Isidore Isou (1925-2007)

Formes ciselantes et particulièrement polyautomatiques de l'aphonisme (1967)

pièce pour instruments aphonistiques

  • General information
    • Composition date : 1967
    • Editor : Roberto Altmann, Paris, nº Collection « Avant-garde » n°14, 1967

Creation information

Observations

Dans cette pièce chargée de sens, des aphonistes se peignent de face ou dos au public. Cette action multiple est polysémique et métaphorique et permet à Isidore Isou d’introduire des concepts clefs ainsi que des éléments théoriques à la partition elle-même.

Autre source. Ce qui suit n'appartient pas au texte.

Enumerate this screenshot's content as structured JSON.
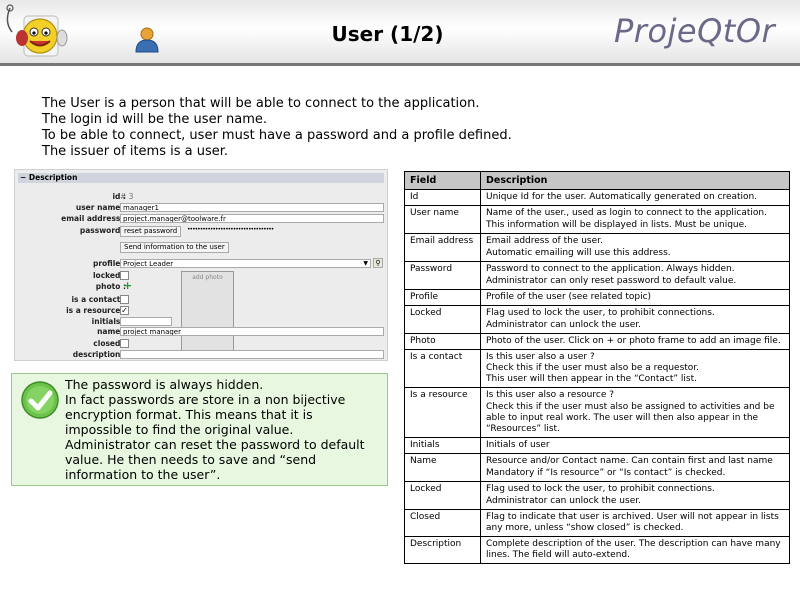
{
  "header": {
    "title": "User (1/2)",
    "brand": "ProjeQtOr"
  },
  "intro": [
    "The User is a person that will be able to connect to the application.",
    "The login id will be the user name.",
    "To be able to connect, user must have a password and a profile defined.",
    "The issuer of items is a user."
  ],
  "form": {
    "section_title": "Description",
    "labels": {
      "id": "id :",
      "user_name": "user name :",
      "email": "email address :",
      "password": "password :",
      "profile": "profile :",
      "locked": "locked :",
      "photo": "photo :",
      "is_contact": "is a contact :",
      "is_resource": "is a resource :",
      "initials": "initials :",
      "name": "name :",
      "closed": "closed :",
      "description": "description :"
    },
    "values": {
      "id": "# 3",
      "user_name": "manager1",
      "email": "project.manager@toolware.fr",
      "password_mask": "••••••••••••••••••••••••••••••••••",
      "profile": "Project Leader",
      "name": "project manager",
      "initials": "",
      "description": ""
    },
    "reset_password_label": "reset password",
    "send_info_label": "Send information to the user",
    "add_photo_label": "add photo",
    "is_resource_checked": true
  },
  "note": {
    "lines": [
      "The password is always hidden.",
      "In fact passwords are store in a non bijective encryption format. This means that it is impossible to find the original value.",
      "Administrator can reset the password to default value. He then needs to save and “send information to the user”."
    ]
  },
  "table": {
    "headers": [
      "Field",
      "Description"
    ],
    "rows": [
      {
        "field": "Id",
        "desc": [
          "Unique Id for the user. Automatically generated on creation."
        ]
      },
      {
        "field": "User name",
        "desc": [
          "Name of the user., used as login to connect to the application.",
          "This information will be displayed in lists. Must be unique."
        ]
      },
      {
        "field": "Email address",
        "desc": [
          "Email address of the user.",
          "Automatic emailing will use this address."
        ]
      },
      {
        "field": "Password",
        "desc": [
          "Password to connect to the application. Always hidden.",
          "Administrator can only reset password to default value."
        ]
      },
      {
        "field": "Profile",
        "desc": [
          "Profile of the user (see related topic)"
        ]
      },
      {
        "field": "Locked",
        "desc": [
          "Flag used to lock the user, to prohibit connections.",
          "Administrator can unlock the user."
        ]
      },
      {
        "field": "Photo",
        "desc": [
          "Photo of the user. Click on + or photo frame to add an image file."
        ]
      },
      {
        "field": "Is a contact",
        "desc": [
          "Is this user also a user ?",
          "Check this if the user must also be a requestor.",
          "This user will then appear in the “Contact” list."
        ]
      },
      {
        "field": "Is a resource",
        "desc": [
          "Is this user also a resource ?",
          "Check this if the user must also be assigned to activities and be able to input real work. The user will then also appear in the “Resources” list."
        ]
      },
      {
        "field": "Initials",
        "desc": [
          "Initials of user"
        ]
      },
      {
        "field": "Name",
        "desc": [
          "Resource and/or  Contact name. Can contain first and last name",
          "Mandatory if “Is resource” or “Is contact”  is checked."
        ]
      },
      {
        "field": "Locked",
        "desc": [
          "Flag used to lock the user, to prohibit connections.",
          "Administrator can unlock the user."
        ]
      },
      {
        "field": "Closed",
        "desc": [
          "Flag to indicate that user is archived. User will not appear in lists any more, unless “show closed” is checked."
        ]
      },
      {
        "field": "Description",
        "desc": [
          "Complete description of the user. The description can have many lines. The field will auto-extend."
        ]
      }
    ]
  },
  "colors": {
    "note_bg": "#e8f8e0",
    "table_header_bg": "#c6c6c6",
    "brand": "#6a6a88"
  },
  "icons": {
    "logo": "mascot-logo-icon",
    "user": "user-icon",
    "note": "check-icon",
    "photo_add": "plus-icon"
  }
}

Après une coiffure classique (une raie très droite) de face, puis de dos (première étape rebelle de bouleversement) se développe un « solo hermétique » d’un aphoniste retourné, les cheveux y deviennent des « particules élémentaires » et leur enchevêtrement, leur entortillement « en rapports inusités », sont des symboles du processus isouien de bouleversement de l’Art. Les camarades du soliste se retournent alors à leur tour « pour refaire en chœur ce que l’initiateur a déjà proposé en solitaire : l’œuvre mallarméenne en instruments aphonistiques est effectuée par l’ensemble des compagnons » jusqu’à obtention d’un « labyrinthe de mèches ». S’ensuit un passage de « l’étape de condensation à l’étape polyautomatique » : tandis que certains aphonistes repeignent leurs cheveux d’une manière normale ou banale, un protagoniste « commence à manœuvrer sa coiffure au hasard, en improvisant des formes et des expressions aléatoires », ce qu’Isou nomme la « technique d’association libre ». Ce qui ouvre la voie aux autres aphonistes qui, dos au public, « s’adonnent à […] l’activité esthautomatique des mèches aphonistiques, selon plusieurs rythmes possibles, calmes, diaphanes, furibonds ou démentiels ». Puis les artistes proposent une « œuvre polythanasique » en se moquant de leur coiffure et en utilisant « tous les moyens concevables pour la détruire ou pour en présenter une image anéantie », s’abîmant les cheveux en les piétinant ou en les frottant à la scène. Enfin, ils se calment et recommencent à se peigner tranquillement, « à réarranger leur coiffure selon un canon simple, volontairement classique et néanmoins approfondi, comme s’ils réalisaient un poème élégant-baudelairien-en soi. » On lit ainsi, derrière ces coiffures et cheveux entortillés, les différentes étapes du système à deux hypostases d’Isou : amplique-ciselant, comme l’histoire d’un groupe d’avant-garde avec son leader et ses bouleversements esthétiques.